Storying disability: Wrecking disability

On 27 June 2018, iHuman hosted a symposium in which key international academics grappling with the relationships between disability and narrative.

A group of people stood in front of a presentation

Our iHuman Visiting International Researcher – Dr Karim del Rocío Garzón Díaz from the Universidad del Rosario, Colombia – considered how she teaches disability studies in a faculty populated by medics and health professionals.

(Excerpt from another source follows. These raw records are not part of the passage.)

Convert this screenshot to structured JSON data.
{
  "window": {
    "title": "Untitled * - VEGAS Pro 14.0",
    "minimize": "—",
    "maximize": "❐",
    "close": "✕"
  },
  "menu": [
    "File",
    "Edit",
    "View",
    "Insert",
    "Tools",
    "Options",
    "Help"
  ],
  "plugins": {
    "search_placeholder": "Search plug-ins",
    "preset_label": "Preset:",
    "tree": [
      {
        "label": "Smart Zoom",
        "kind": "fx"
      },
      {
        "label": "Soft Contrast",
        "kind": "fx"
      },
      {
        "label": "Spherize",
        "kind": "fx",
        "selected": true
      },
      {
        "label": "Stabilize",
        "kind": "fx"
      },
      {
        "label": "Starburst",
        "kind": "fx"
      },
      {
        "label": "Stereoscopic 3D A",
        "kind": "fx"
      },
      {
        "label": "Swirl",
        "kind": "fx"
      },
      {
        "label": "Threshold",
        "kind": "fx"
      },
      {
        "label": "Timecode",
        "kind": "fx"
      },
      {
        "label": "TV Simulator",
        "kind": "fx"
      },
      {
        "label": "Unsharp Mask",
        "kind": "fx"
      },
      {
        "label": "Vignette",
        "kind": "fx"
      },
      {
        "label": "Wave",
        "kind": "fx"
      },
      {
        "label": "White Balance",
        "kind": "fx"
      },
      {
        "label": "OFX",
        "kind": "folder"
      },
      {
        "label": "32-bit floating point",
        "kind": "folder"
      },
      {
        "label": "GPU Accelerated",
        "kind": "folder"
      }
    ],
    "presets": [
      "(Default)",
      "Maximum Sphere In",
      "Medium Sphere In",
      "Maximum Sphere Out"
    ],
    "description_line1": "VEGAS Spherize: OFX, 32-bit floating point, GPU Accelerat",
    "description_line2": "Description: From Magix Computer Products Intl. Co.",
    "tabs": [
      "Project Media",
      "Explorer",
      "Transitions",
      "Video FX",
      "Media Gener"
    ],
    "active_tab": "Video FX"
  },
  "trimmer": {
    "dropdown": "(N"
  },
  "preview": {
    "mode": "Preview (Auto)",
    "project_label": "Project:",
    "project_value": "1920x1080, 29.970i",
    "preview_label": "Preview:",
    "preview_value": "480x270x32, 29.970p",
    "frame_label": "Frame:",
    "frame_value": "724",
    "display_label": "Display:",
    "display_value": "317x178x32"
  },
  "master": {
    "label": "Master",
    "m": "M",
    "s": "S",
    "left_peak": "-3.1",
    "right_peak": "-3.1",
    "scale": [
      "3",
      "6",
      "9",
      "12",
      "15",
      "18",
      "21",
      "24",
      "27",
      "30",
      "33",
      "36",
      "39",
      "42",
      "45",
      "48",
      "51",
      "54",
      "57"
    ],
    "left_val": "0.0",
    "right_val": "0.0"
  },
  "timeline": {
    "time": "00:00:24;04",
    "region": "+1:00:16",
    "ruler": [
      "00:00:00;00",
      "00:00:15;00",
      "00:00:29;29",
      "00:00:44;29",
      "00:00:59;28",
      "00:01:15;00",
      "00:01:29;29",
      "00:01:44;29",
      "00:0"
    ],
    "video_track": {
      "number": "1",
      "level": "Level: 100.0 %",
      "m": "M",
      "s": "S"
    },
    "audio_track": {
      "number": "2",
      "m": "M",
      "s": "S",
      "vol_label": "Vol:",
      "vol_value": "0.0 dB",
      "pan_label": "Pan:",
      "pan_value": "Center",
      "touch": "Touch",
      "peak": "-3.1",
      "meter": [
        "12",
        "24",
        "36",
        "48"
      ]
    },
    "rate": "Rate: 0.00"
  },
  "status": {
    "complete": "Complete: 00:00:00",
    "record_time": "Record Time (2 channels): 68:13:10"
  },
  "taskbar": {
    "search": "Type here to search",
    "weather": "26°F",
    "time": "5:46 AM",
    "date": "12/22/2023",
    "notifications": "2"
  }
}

Here she tackled a perenial problem: how does one speak of and with disability to practitioners who think they already know disability (and what is and should be known about disability)?

Karim was followed by iHuman’s very own Kirsty Liddiard who explored the research intimacies and intimate relationships that are emerging in a transdisciplinary ESRC-funded arts-informed co-produced research project, Life, Death, Disability and the Human: Living Life to the Fullest (ESRC ES/P001041/1 2017-2020). This project, led by Kirsty, explored the idea of restorying and what this concept might mean for disability research that has impacted in the worlds of young disabled people living short lives.

Tanya Titchkosky (Professor of Disability Studies at the Ontario Institute of Studies in Education at the University of Toronto) is pursing a SSHRC funded research concerned with how disability appears and disappears in the academy. In her talk, Tanya will consider the on-going framing of disability as a problem through the various ways solutions are proposed, narrated, and lived with. She reflected on the reverberations of the UN 1981 Year of Disabled Persons statement as it works disability into (and out of) the university environment. The act of inclusion, like any solution she argued, needs to be read for its generative potential of producing ways of sensing, imagining, and knowing disability. Through engaging in this kind of politics of wonder the hope is that we might surprise ourselves into new more lively relations in disability.

The final speaker, Dr. Rod Michalko from Toronto, author of numerous disability studies books, including his most recent book of fiction, _Things are Different Here_, reflected upon his years of teaching disability studies with disability. He framed his story telling as a particular practice sometimes explicitly but, more often, implicitly of framing disability in the culture in which the story appears. Finally, he called for the possibility of stories to “wreck” normalcy rather than merely disturbing, disrupting or even unsettling it.